Куда же убегали деньги? Может быть, слишком широко жили? Да, пожалуй, если под широтой понимать щедрость, а не мотовство. Беречь деньги (как и беречь себя) Евгений Львович не умел. За столом в голубом доме всегда было наготове место для гостя, и не для одного, а для двух-трех. Но больше всего, как я уже говорил, уходило на помощь тем, кто в этом нуждался. Если денег не было, а человек просил, Евгений Львович одевался и шел занимать у приятеля. А потом приходил черед брать и для себя, на хозяйство, на текущие расходы, брать часто по мелочам, «до получки», до очередной выплаты авторских в Управлении по охране авторских прав.

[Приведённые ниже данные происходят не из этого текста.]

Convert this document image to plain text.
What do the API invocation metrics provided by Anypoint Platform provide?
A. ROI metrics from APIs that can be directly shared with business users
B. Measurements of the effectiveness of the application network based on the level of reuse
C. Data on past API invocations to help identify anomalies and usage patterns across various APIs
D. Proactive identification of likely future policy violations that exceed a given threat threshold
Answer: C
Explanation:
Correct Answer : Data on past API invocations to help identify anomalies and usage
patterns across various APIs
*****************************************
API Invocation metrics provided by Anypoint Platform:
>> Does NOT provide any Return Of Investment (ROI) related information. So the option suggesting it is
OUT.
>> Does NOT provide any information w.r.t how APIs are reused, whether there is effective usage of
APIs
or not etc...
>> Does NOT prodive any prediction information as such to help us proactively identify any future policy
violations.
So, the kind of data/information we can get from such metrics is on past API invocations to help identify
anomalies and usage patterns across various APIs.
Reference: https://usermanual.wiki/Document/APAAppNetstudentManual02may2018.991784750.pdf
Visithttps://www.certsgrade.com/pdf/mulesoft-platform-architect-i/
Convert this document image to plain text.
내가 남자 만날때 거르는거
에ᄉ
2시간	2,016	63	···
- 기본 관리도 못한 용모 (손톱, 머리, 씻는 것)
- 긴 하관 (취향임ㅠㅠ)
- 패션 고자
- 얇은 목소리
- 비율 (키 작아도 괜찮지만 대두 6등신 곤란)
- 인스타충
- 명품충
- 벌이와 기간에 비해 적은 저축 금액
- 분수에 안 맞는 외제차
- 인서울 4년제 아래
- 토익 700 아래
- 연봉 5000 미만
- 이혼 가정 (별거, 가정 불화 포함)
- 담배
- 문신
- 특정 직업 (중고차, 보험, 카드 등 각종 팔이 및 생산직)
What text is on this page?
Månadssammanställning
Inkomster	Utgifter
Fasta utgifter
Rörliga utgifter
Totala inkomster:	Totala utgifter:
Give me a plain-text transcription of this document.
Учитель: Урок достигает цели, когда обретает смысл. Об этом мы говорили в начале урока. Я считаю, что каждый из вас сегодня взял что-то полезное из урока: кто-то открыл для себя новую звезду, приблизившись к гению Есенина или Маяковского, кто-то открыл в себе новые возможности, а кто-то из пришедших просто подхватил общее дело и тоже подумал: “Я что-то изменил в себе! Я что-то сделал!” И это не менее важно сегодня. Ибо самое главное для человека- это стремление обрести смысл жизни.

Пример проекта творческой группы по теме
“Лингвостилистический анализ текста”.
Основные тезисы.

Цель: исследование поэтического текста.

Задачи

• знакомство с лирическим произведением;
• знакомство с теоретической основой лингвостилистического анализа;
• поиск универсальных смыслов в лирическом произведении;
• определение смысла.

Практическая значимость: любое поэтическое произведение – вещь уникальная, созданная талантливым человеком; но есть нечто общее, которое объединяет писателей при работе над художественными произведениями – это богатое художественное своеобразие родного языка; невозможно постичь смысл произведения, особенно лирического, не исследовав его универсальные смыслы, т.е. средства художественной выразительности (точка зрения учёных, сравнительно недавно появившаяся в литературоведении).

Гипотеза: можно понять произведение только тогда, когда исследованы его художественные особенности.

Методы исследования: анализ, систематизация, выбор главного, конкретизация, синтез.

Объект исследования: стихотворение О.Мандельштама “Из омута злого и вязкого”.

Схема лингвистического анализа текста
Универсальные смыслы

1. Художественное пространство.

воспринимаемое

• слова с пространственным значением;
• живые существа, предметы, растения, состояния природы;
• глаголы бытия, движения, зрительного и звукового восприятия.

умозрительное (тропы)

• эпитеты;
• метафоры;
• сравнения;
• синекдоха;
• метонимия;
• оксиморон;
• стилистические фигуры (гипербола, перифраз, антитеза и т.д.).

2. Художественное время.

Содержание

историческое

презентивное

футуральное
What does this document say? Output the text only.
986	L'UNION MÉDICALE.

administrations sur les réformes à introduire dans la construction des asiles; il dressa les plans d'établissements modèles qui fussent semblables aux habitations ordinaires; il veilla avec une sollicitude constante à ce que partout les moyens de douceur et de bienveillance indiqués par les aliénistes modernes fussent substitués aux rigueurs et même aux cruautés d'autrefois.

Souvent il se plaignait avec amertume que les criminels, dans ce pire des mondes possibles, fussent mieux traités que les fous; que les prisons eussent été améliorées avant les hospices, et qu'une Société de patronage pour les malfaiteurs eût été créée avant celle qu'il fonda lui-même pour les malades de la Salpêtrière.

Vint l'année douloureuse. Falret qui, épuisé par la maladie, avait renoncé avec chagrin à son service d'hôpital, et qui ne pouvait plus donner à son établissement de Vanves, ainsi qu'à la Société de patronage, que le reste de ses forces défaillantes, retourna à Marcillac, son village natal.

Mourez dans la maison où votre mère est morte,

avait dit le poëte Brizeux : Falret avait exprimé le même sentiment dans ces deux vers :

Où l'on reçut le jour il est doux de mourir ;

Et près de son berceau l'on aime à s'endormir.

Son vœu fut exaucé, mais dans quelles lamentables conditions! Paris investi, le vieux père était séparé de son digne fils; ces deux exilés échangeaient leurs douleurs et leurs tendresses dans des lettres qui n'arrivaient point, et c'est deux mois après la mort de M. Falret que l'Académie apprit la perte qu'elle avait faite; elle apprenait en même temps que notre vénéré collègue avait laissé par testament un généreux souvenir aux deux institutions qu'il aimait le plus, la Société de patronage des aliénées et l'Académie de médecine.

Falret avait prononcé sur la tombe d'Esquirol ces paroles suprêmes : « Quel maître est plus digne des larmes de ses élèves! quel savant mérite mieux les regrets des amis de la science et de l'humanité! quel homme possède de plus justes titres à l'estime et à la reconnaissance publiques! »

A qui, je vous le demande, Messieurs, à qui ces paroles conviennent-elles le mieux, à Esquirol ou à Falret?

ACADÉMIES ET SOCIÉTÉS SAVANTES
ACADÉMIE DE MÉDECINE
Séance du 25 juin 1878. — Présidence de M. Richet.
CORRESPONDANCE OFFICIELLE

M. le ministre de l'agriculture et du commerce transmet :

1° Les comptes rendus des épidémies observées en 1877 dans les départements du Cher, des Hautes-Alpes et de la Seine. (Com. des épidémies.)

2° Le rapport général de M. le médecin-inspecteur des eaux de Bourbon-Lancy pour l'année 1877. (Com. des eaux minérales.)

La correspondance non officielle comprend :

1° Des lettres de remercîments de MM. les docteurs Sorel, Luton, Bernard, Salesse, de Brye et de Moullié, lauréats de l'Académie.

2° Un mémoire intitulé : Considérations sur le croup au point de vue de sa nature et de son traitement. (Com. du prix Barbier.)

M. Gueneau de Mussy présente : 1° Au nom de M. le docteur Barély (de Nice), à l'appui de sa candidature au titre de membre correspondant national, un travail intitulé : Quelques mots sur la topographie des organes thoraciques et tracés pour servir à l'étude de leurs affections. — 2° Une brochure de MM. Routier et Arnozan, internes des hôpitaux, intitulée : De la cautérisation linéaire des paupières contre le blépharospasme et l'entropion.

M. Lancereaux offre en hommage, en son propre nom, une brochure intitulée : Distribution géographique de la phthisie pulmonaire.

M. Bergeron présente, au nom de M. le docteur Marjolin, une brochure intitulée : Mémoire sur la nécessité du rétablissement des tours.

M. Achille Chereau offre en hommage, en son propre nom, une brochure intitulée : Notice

Только перед самым концом, вместе с широкой известностью, вместе со славой пришел к Евгению Львовичу и материальный достаток. Следуя примеру некоторых наших собратьев по перу и чтобы вырваться из кабалы дачного треста, он даже задумал строить дачу. Все уже было сделано для этого, присмотрели очень симпатичный участок (на горе, за чертой поселка — в сторону Зеленогорска), Евгений Львович взял в Литфонде ссуду. (Именно тут и завелись у него на сберегательной книжке «лишние» деньги.) Но дом так и не был построен. И ссуду года через два вернули в Литфонд с процентами.
Отлежавшись, оправившись от болезни, он опять вернулся в Комарове. И только после очередного приступа стенокардии, перед вторым инфарктом приехал в Ленинград, чтобы остаться здесь навсегда.
В Ленинграде мы жили в одном доме, здесь у нас было больше возможностей встречаться… Но встречались, пожалуй, реже.
Когда болезнь слегка отпускала его, он гулял. Но что это были за прогулки! Дойдем от Малой Посадской до мечети, до Петропавловской крепости, до Сытного рынка и поворачиваем назад.
У него появилась одышка. Он стал задыхаться. И чаще он стал задумываться. Молчать. Он хорошо понимал, к чему идет дело.
— Испытываю судьбу, — сказал он мне с какой-то смущенной и даже виноватой усмешкой. — Подписался на тридцатитомное собрание Диккенса. Интересно, на каком томе это случится?